Кате хотелось, чтобы Алексей обнял ее и уверил, что это все бред, бабьи сплетни, что он любит только ее одну, только ее. Но Алексей, заложив руки за голову, лежал и молчал. Катя всхлипнула в подушку.
— Ты не человек, ты каменный идол, — прошептала она сквозь рыдания.
— Да будет тебе.
— Нет, ты хуже идола…
Катя рванулась к Алексею, обняла его за шею и, захлебываясь слезами, торопливо заговорила:
— Нет, не отдам я тебя никому. Я видела Анну. И ей не отдам. Но скажи ты, медведь этакий… ты же мой?..
— А я думала, ты от нас сбежал, — встретила Алексея Нина Васильевна.

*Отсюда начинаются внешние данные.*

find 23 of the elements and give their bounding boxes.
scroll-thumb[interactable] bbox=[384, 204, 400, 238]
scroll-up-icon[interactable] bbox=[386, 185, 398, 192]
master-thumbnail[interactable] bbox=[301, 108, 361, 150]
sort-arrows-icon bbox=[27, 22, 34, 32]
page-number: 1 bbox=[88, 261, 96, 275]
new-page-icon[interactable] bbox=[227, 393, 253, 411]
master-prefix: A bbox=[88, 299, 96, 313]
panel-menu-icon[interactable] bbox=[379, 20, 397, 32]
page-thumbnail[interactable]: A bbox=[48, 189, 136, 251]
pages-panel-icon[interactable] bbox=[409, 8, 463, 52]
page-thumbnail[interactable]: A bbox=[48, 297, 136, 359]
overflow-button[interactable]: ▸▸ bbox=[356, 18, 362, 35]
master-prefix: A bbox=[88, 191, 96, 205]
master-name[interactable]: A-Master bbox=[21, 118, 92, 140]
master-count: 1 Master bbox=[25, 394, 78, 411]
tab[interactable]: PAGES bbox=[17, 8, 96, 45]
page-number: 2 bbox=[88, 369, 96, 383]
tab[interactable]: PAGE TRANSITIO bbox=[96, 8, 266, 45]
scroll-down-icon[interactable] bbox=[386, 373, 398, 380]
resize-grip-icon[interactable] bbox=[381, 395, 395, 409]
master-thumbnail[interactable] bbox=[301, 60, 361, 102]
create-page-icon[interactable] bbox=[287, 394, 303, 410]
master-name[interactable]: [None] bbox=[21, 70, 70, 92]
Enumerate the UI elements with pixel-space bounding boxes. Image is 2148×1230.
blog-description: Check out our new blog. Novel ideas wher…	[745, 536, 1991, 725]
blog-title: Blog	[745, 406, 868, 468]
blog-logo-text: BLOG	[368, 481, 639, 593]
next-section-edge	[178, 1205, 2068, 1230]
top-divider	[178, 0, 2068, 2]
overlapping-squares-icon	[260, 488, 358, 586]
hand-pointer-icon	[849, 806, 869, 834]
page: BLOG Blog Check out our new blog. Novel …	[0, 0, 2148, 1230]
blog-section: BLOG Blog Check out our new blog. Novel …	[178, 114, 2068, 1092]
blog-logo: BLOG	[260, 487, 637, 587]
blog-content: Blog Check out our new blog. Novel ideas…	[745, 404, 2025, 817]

— По всей области за плоскорезами и стерневыми сеялками гонялся. — Алексей сел к столу.
— Ну и как?
— Насобирал техники только для семеноводческого отряда.
Алексей положил счета перед Ниной Васильевной.
— Подпись ваша нужна.
— И во что это нам обойдется?
— Тридцать пять тысяч.
Нина Васильевна отодвинула счета.
— Больше пятнадцати тысяч не наскребу. Придется тебе немножко повременить.
— Что же получится, лемеха купим сейчас, а плуги после посевной? Да я эти деньги осенью верну с лихвой.
— Каким образом?
— Фуражное зерно и солому, которую мы сейчас покупаем и везем за тысячу верст, я выращу.
Алексей, не подозревая, задел Нину Васильевну за живое. У нее даже пятна на лице выступили.
— А ты злой, Алеша.
— А вы бы хотели видеть меня паинькой? Не умею я быть таким. И для безотвальной обработки земли мне нужен целый набор различных орудий, чтобы работу я смог проводить комплексно. В противном случае для чего городить огород? Чтобы посмешить людей? Для шутовской должности я не гожусь.
Вошел Аюша Базаронович.
— А-а… Алексей Петрович. С приездом тебя.
— Спасибо.
Аюша Базаронович сел, взглянул на Алексея, потом на Нину Васильевну.
— Что это вы такие хмурые?
— Вот полюбуйтесь, — Нина Васильевна положила маленькую руку на счета. — Подай ему тридцать пять тысяч рублей, и все. Иначе хлеб расти не будет, дождя в Приононье перестанут идти. Вот сдадим шерсть, и покупай свои плоскорезы.